Après, sur les pratiques, c'est toujours un peu pareil, on voit Weidmann adoucir un peu ses propos pour être plus consensuel. Mais il ne faut pas considérer que la personne à la tête d'une Banque centrale a autant d'importance que cela, le contexte institutionnel détermine pas mal de choses. Il ne faut pas oublier non plus que la Bundesbank, historiquement, a toujours été plus pragmatique que son discours. C'est peut-être la différence avec la politique à la française avec un Jean Claude Trichet par exemple qui a toujours voulu avoir l'air plus royaliste que le roi et a toujours eu tendance à en faire plus que ce qui était véritablement nécessaire. Il ne faut pas être entièrement pessimiste. Mais malgré tout, on sent bien que le contexte maintenant est de vouloir fermer la parenthèse des politiques monétaires expansionnistes. Le climat est donc quand même un petit peu inquiétant. Si jamais on se retrouvait dans une situation avec une nouvelle crise cela pourrait être embêtant mais surtout on pourrait revenir à une situation dans laquelle, je le répète, en comparaison avec le Japon et même les États-Unis, le régime de politique monétaire est durablement trop restrictif par rapport à ce qui pourrait être obtenu. Et dans ce cas-là, avec le cocktail politiques budgétaire et monétaire qui vont dans un sens restrictif, l'Europe va se retrouver avec un retard de croissance qu'elle va accumuler pendant longtemps.

Rémi Bourgeot : La résignation croissante face à l’imposition de la candidature Weidmann repose sur l’idée que maintenant que Mario Draghi a rendu possible la reprise économique et empêché l’explosion de l’euro, la zone euro peut se permettre de donner des gages à l’électorat allemand et en particulier aux retraités qui souhaiteraient de nouveau jouir de taux d’intérêt non négligeables. Ce pari semble pour le moins optimiste, car on ignore ce que ferait Monsieur Weidmann en cas de récession mondiale par exemple. On peut difficilement imaginer qu’il s’engage sur une pente plus néfaste que celle suivie par Monsieur Trichet, alors tétanisé précisément par les critiques allemandes. Mais il est à peu près acquis qu’il serait très loin de déployer les ressorts d’ingéniosité rhétorique de Mario Draghi, ni encore moins de se lancer sur la voie d’une relance monétaire conséquente. Weidmann avait en 2014 signalé son soutien à l’idée des achats de titres obligataires par la BCE de façon à ne pas complètement se marginaliser dans le jeu européen et avait été jusqu’à défendre l’indépendance de Draghi face aux violentes invectives de Wolfgang Schäuble, qui imputait alors l’envolée de l’extrême droite allemande à la politique monétaire de la BCE.
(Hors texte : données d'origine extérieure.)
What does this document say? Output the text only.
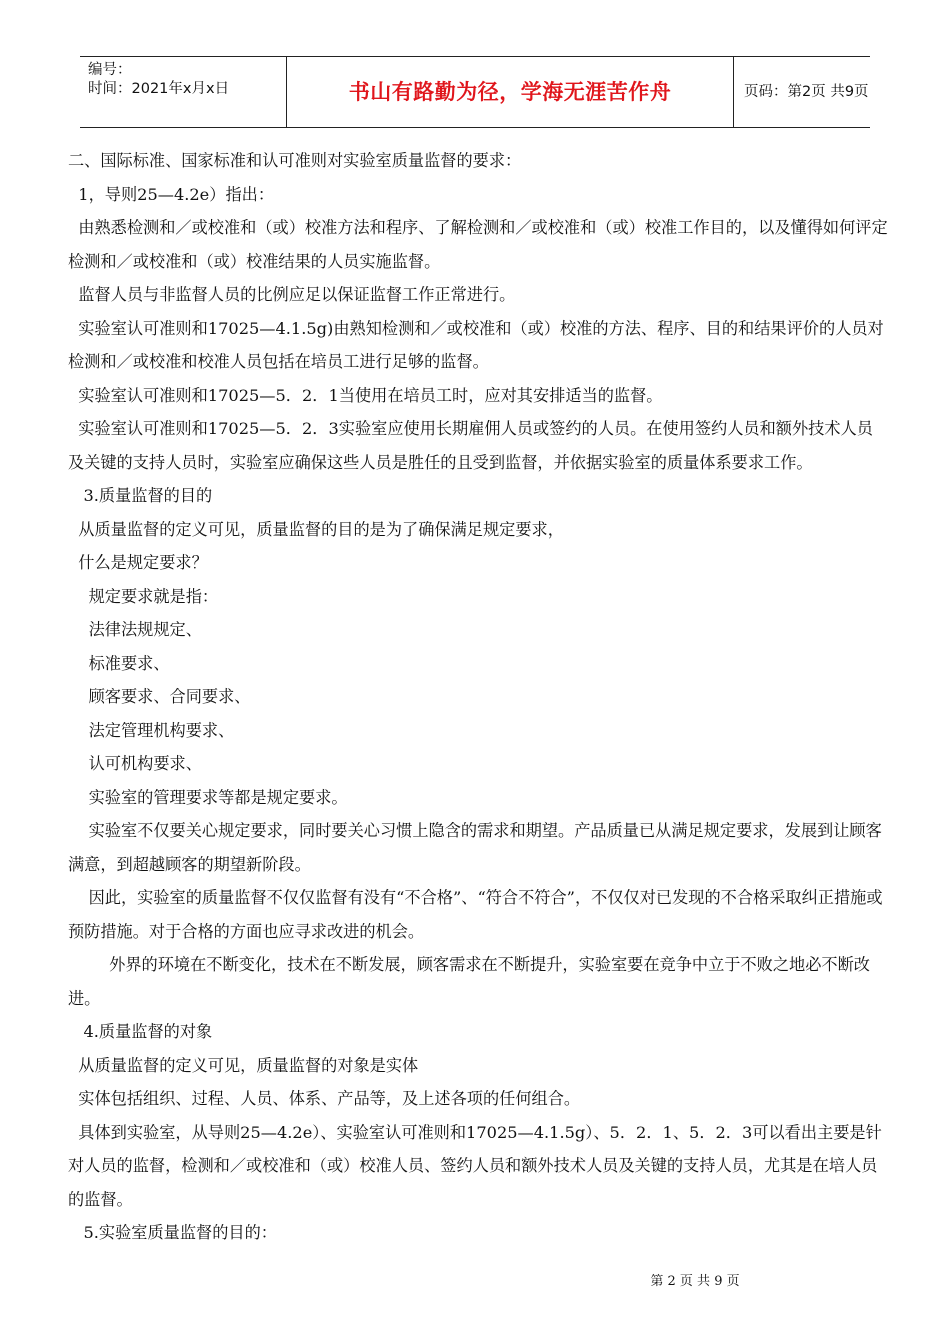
编号：
时间：2021年x月x日	书山有路勤为径，学海无涯苦作舟	页码：第2页 共9页

二、国际标准、国家标准和认可准则对实验室质量监督的要求：

1，导则25—4.2e）指出：

由熟悉检测和／或校准和（或）校准方法和程序、了解检测和／或校准和（或）校准工作目的，以及懂得如何评定检测和／或校准和（或）校准结果的人员实施监督。

监督人员与非监督人员的比例应足以保证监督工作正常进行。

实验室认可准则和17025—4.1.5g)由熟知检测和／或校准和（或）校准的方法、程序、目的和结果评价的人员对检测和／或校准和校准人员包括在培员工进行足够的监督。

实验室认可准则和17025—5．2．1当使用在培员工时，应对其安排适当的监督。

实验室认可准则和17025—5．2．3实验室应使用长期雇佣人员或签约的人员。在使用签约人员和额外技术人员及关键的支持人员时，实验室应确保这些人员是胜任的且受到监督，并依据实验室的质量体系要求工作。

3.质量监督的目的

从质量监督的定义可见，质量监督的目的是为了确保满足规定要求，

什么是规定要求？

规定要求就是指：

法律法规规定、

标准要求、

顾客要求、合同要求、

法定管理机构要求、

认可机构要求、

实验室的管理要求等都是规定要求。

实验室不仅要关心规定要求，同时要关心习惯上隐含的需求和期望。产品质量已从满足规定要求，发展到让顾客满意，到超越顾客的期望新阶段。

因此，实验室的质量监督不仅仅监督有没有“不合格”、“符合不符合”，不仅仅对已发现的不合格采取纠正措施或预防措施。对于合格的方面也应寻求改进的机会。

外界的环境在不断变化，技术在不断发展，顾客需求在不断提升，实验室要在竞争中立于不败之地必不断改进。

4.质量监督的对象

从质量监督的定义可见，质量监督的对象是实体

实体包括组织、过程、人员、体系、产品等，及上述各项的任何组合。

具体到实验室，从导则25—4.2e）、实验室认可准则和17025—4.1.5g）、5．2．1、5．2．3可以看出主要是针对人员的监督，检测和／或校准和（或）校准人员、签约人员和额外技术人员及关键的支持人员，尤其是在培人员的监督。

5.实验室质量监督的目的：

第 2 页 共 9 页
La politique monétaire n’est pas le moteur de la croissance sur le long terme mais il est évident qu’en temps de crise il s’agit d’un amortisseur indispensable. C’est ainsi que la reprise européenne a été retardée de plusieurs années. Ce retard est d’autant plus dommageable qu’il pèse démesurément sur ceux qui ont alors été écartés du système économique, notamment parmi les gens les plus prometteurs. En cela les blocages européens s’avèrent mortifères et ont des conséquences profondes sur la croissance de long terme et surtout sur le développement et la cohésion de nos sociétés.